Mi padre nunca fue un hombre cruel, todo lo contrario, era tan bueno, tan justo y tan noble, que todavía y por siempre lo seguiré extrañado con una cuota interminable del dolor que su partida ha causado en su familia. Es solo que los abrazos y los besos no se acostumbraban en mi familia. ¡Maldita sea! Y yo que ahora tanto quisiera prolongar ese abrazo postrero.
Como decía, yo me iba del país siguiendo un sueño que concluyó en pesadilla, y él me llevó al aeropuerto. Nos despedimos con unas palmadas en el hombro, deseándonos ambos la mejor de las suertes. Yo ingresé al edificio y de repente algo sucedió. En la tumba de mis penares se revolcó el cadáver del niño, pidiendo su añorado abrazo. Yo tiré las maletas, al mejor estilo “hollywodiano” y él todavía estaba ahí afuera, como esperando algo o sintiendo lo mismo que yo sentía. Yo todavía puedo verlo, tengo la imagen grabada en la retina. Lo abracé tan fuerte y le dije: “Papá, muchas gracias por todo”. Él se sintió un poco atribulado y se quedó sin poder emitir palabra alguna. Me fui, tomé el avión, viví un poco más de lo debido y luego volví. Nunca imaginé que esa sería nuestra despedida.

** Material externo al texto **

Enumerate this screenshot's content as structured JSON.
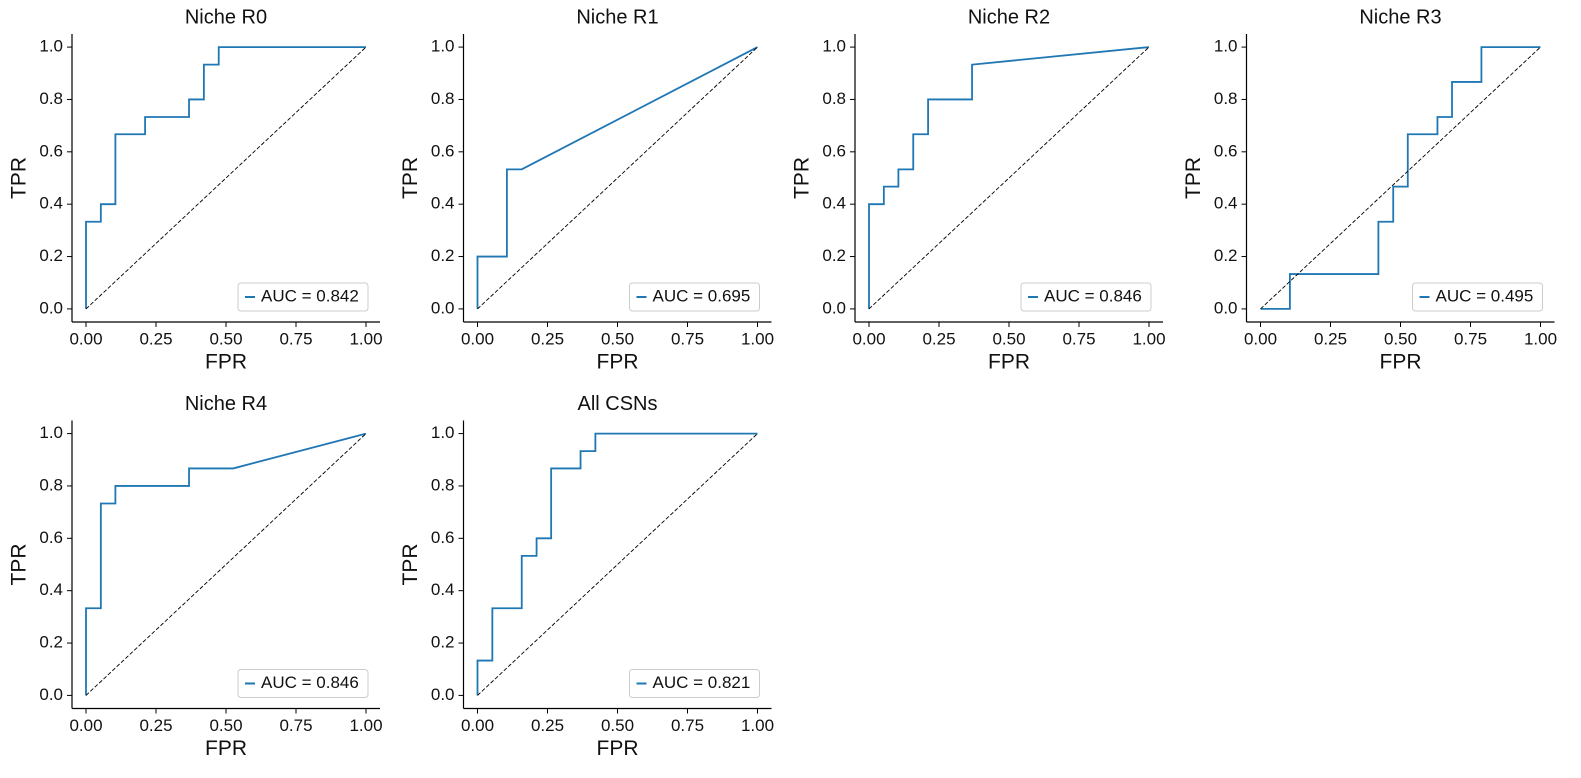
{
  "chart_data": [
    {
      "type": "line",
      "title": "Niche R0",
      "xlabel": "FPR",
      "ylabel": "TPR",
      "xlim": [
        -0.05,
        1.05
      ],
      "ylim": [
        -0.05,
        1.05
      ],
      "xticks": [
        {
          "value": 0,
          "label": "0.00"
        },
        {
          "value": 0.25,
          "label": "0.25"
        },
        {
          "value": 0.5,
          "label": "0.50"
        },
        {
          "value": 0.75,
          "label": "0.75"
        },
        {
          "value": 1,
          "label": "1.00"
        }
      ],
      "yticks": [
        {
          "value": 0,
          "label": "0.0"
        },
        0.2,
        0.4,
        0.6,
        0.8,
        {
          "value": 1,
          "label": "1.0"
        }
      ],
      "legend": "lower right",
      "grid": false,
      "series": [
        {
          "name": "AUC = 0.842",
          "color": "#1f77b4",
          "x": [
            0,
            0,
            0.053,
            0.053,
            0.105,
            0.105,
            0.211,
            0.211,
            0.368,
            0.368,
            0.421,
            0.421,
            0.474,
            0.474,
            1
          ],
          "values": [
            0,
            0.333,
            0.333,
            0.4,
            0.4,
            0.667,
            0.667,
            0.733,
            0.733,
            0.8,
            0.8,
            0.933,
            0.933,
            1,
            1
          ]
        },
        {
          "color": "#000000",
          "linestyle": "dashed",
          "x": [
            0,
            1
          ],
          "values": [
            0,
            1
          ]
        }
      ]
    },
    {
      "type": "line",
      "title": "Niche R1",
      "xlabel": "FPR",
      "ylabel": "TPR",
      "xlim": [
        -0.05,
        1.05
      ],
      "ylim": [
        -0.05,
        1.05
      ],
      "xticks": [
        {
          "value": 0,
          "label": "0.00"
        },
        {
          "value": 0.25,
          "label": "0.25"
        },
        {
          "value": 0.5,
          "label": "0.50"
        },
        {
          "value": 0.75,
          "label": "0.75"
        },
        {
          "value": 1,
          "label": "1.00"
        }
      ],
      "yticks": [
        {
          "value": 0,
          "label": "0.0"
        },
        0.2,
        0.4,
        0.6,
        0.8,
        {
          "value": 1,
          "label": "1.0"
        }
      ],
      "legend": "lower right",
      "grid": false,
      "series": [
        {
          "name": "AUC = 0.695",
          "color": "#1f77b4",
          "x": [
            0,
            0,
            0.105,
            0.105,
            0.158,
            1
          ],
          "values": [
            0,
            0.2,
            0.2,
            0.533,
            0.533,
            1
          ]
        },
        {
          "color": "#000000",
          "linestyle": "dashed",
          "x": [
            0,
            1
          ],
          "values": [
            0,
            1
          ]
        }
      ]
    },
    {
      "type": "line",
      "title": "Niche R2",
      "xlabel": "FPR",
      "ylabel": "TPR",
      "xlim": [
        -0.05,
        1.05
      ],
      "ylim": [
        -0.05,
        1.05
      ],
      "xticks": [
        {
          "value": 0,
          "label": "0.00"
        },
        {
          "value": 0.25,
          "label": "0.25"
        },
        {
          "value": 0.5,
          "label": "0.50"
        },
        {
          "value": 0.75,
          "label": "0.75"
        },
        {
          "value": 1,
          "label": "1.00"
        }
      ],
      "yticks": [
        {
          "value": 0,
          "label": "0.0"
        },
        0.2,
        0.4,
        0.6,
        0.8,
        {
          "value": 1,
          "label": "1.0"
        }
      ],
      "legend": "lower right",
      "grid": false,
      "series": [
        {
          "name": "AUC = 0.846",
          "color": "#1f77b4",
          "x": [
            0,
            0,
            0.053,
            0.053,
            0.105,
            0.105,
            0.158,
            0.158,
            0.211,
            0.211,
            0.368,
            0.368,
            1
          ],
          "values": [
            0,
            0.4,
            0.4,
            0.467,
            0.467,
            0.533,
            0.533,
            0.667,
            0.667,
            0.8,
            0.8,
            0.933,
            1
          ]
        },
        {
          "color": "#000000",
          "linestyle": "dashed",
          "x": [
            0,
            1
          ],
          "values": [
            0,
            1
          ]
        }
      ]
    },
    {
      "type": "line",
      "title": "Niche R3",
      "xlabel": "FPR",
      "ylabel": "TPR",
      "xlim": [
        -0.05,
        1.05
      ],
      "ylim": [
        -0.05,
        1.05
      ],
      "xticks": [
        {
          "value": 0,
          "label": "0.00"
        },
        {
          "value": 0.25,
          "label": "0.25"
        },
        {
          "value": 0.5,
          "label": "0.50"
        },
        {
          "value": 0.75,
          "label": "0.75"
        },
        {
          "value": 1,
          "label": "1.00"
        }
      ],
      "yticks": [
        {
          "value": 0,
          "label": "0.0"
        },
        0.2,
        0.4,
        0.6,
        0.8,
        {
          "value": 1,
          "label": "1.0"
        }
      ],
      "legend": "lower right",
      "grid": false,
      "series": [
        {
          "name": "AUC = 0.495",
          "color": "#1f77b4",
          "x": [
            0,
            0.105,
            0.105,
            0.421,
            0.421,
            0.474,
            0.474,
            0.526,
            0.526,
            0.632,
            0.632,
            0.684,
            0.684,
            0.789,
            0.789,
            1
          ],
          "values": [
            0,
            0,
            0.133,
            0.133,
            0.333,
            0.333,
            0.467,
            0.467,
            0.667,
            0.667,
            0.733,
            0.733,
            0.867,
            0.867,
            1,
            1
          ]
        },
        {
          "color": "#000000",
          "linestyle": "dashed",
          "x": [
            0,
            1
          ],
          "values": [
            0,
            1
          ]
        }
      ]
    },
    {
      "type": "line",
      "title": "Niche R4",
      "xlabel": "FPR",
      "ylabel": "TPR",
      "xlim": [
        -0.05,
        1.05
      ],
      "ylim": [
        -0.05,
        1.05
      ],
      "xticks": [
        {
          "value": 0,
          "label": "0.00"
        },
        {
          "value": 0.25,
          "label": "0.25"
        },
        {
          "value": 0.5,
          "label": "0.50"
        },
        {
          "value": 0.75,
          "label": "0.75"
        },
        {
          "value": 1,
          "label": "1.00"
        }
      ],
      "yticks": [
        {
          "value": 0,
          "label": "0.0"
        },
        0.2,
        0.4,
        0.6,
        0.8,
        {
          "value": 1,
          "label": "1.0"
        }
      ],
      "legend": "lower right",
      "grid": false,
      "series": [
        {
          "name": "AUC = 0.846",
          "color": "#1f77b4",
          "x": [
            0,
            0,
            0.053,
            0.053,
            0.105,
            0.105,
            0.368,
            0.368,
            0.526,
            1
          ],
          "values": [
            0,
            0.333,
            0.333,
            0.733,
            0.733,
            0.8,
            0.8,
            0.867,
            0.867,
            1
          ]
        },
        {
          "color": "#000000",
          "linestyle": "dashed",
          "x": [
            0,
            1
          ],
          "values": [
            0,
            1
          ]
        }
      ]
    },
    {
      "type": "line",
      "title": "All CSNs",
      "xlabel": "FPR",
      "ylabel": "TPR",
      "xlim": [
        -0.05,
        1.05
      ],
      "ylim": [
        -0.05,
        1.05
      ],
      "xticks": [
        {
          "value": 0,
          "label": "0.00"
        },
        {
          "value": 0.25,
          "label": "0.25"
        },
        {
          "value": 0.5,
          "label": "0.50"
        },
        {
          "value": 0.75,
          "label": "0.75"
        },
        {
          "value": 1,
          "label": "1.00"
        }
      ],
      "yticks": [
        {
          "value": 0,
          "label": "0.0"
        },
        0.2,
        0.4,
        0.6,
        0.8,
        {
          "value": 1,
          "label": "1.0"
        }
      ],
      "legend": "lower right",
      "grid": false,
      "series": [
        {
          "name": "AUC = 0.821",
          "color": "#1f77b4",
          "x": [
            0,
            0,
            0.053,
            0.053,
            0.158,
            0.158,
            0.211,
            0.211,
            0.263,
            0.263,
            0.368,
            0.368,
            0.421,
            0.421,
            1
          ],
          "values": [
            0,
            0.133,
            0.133,
            0.333,
            0.333,
            0.533,
            0.533,
            0.6,
            0.6,
            0.867,
            0.867,
            0.933,
            0.933,
            1,
            1
          ]
        },
        {
          "color": "#000000",
          "linestyle": "dashed",
          "x": [
            0,
            1
          ],
          "values": [
            0,
            1
          ]
        }
      ]
    }
  ]
}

La próxima vez que lo vi ya no hablaba, ya no se movía… estaba queditito, como un muñeco, en su caja.
Yo lo quiero y lo quiero extrañar también, es mi derecho.
Tal vez así ese niño deprimido se mejoró, aunque una eterna pena cargará el adulto, pienso que a lo mejor ese niño ya estará jugando, ya es feliz porque la fuerza del abrazo colmó a infante y pellizcó al hombre. No lo sé, pero es mejor verlo así, aunque cómo quisiera tener de nuevo ese abrazo, y repetirlo.
Lamentablemente, Eva no ha vuelto ni veo millones de Evitas. Tampoco mi padre ni todos mis muertos –tome nota: incluida Yolanda-. ¿Será acaso que se regresa en otras formas y así se multiplica el ser? ¿O tal vez, quienes nos conocen en vida nos replican tras dejar la madre tierra y al ser incorporados por gestos, palabras, mañas, citas, obsesiones y demás nos convertimos en millones?
Llegué a casa y llamé a mi cuarto, el de infancia, ahora virtual, al niño. Un chiquillo flaco, con cabello casi blanco y unos grandes ojos que indagaban todo y que usualmente llevaba tijeras consigo para recortar todo, vino muy enojado. Lo abracé muy fuerte, le dije cuánto lo quería y luego de llorar por largo rato, nos fundimos literalmente en ese abrazo. “No seremos millones -le dije- pero al menos ahora podemos ser uno”.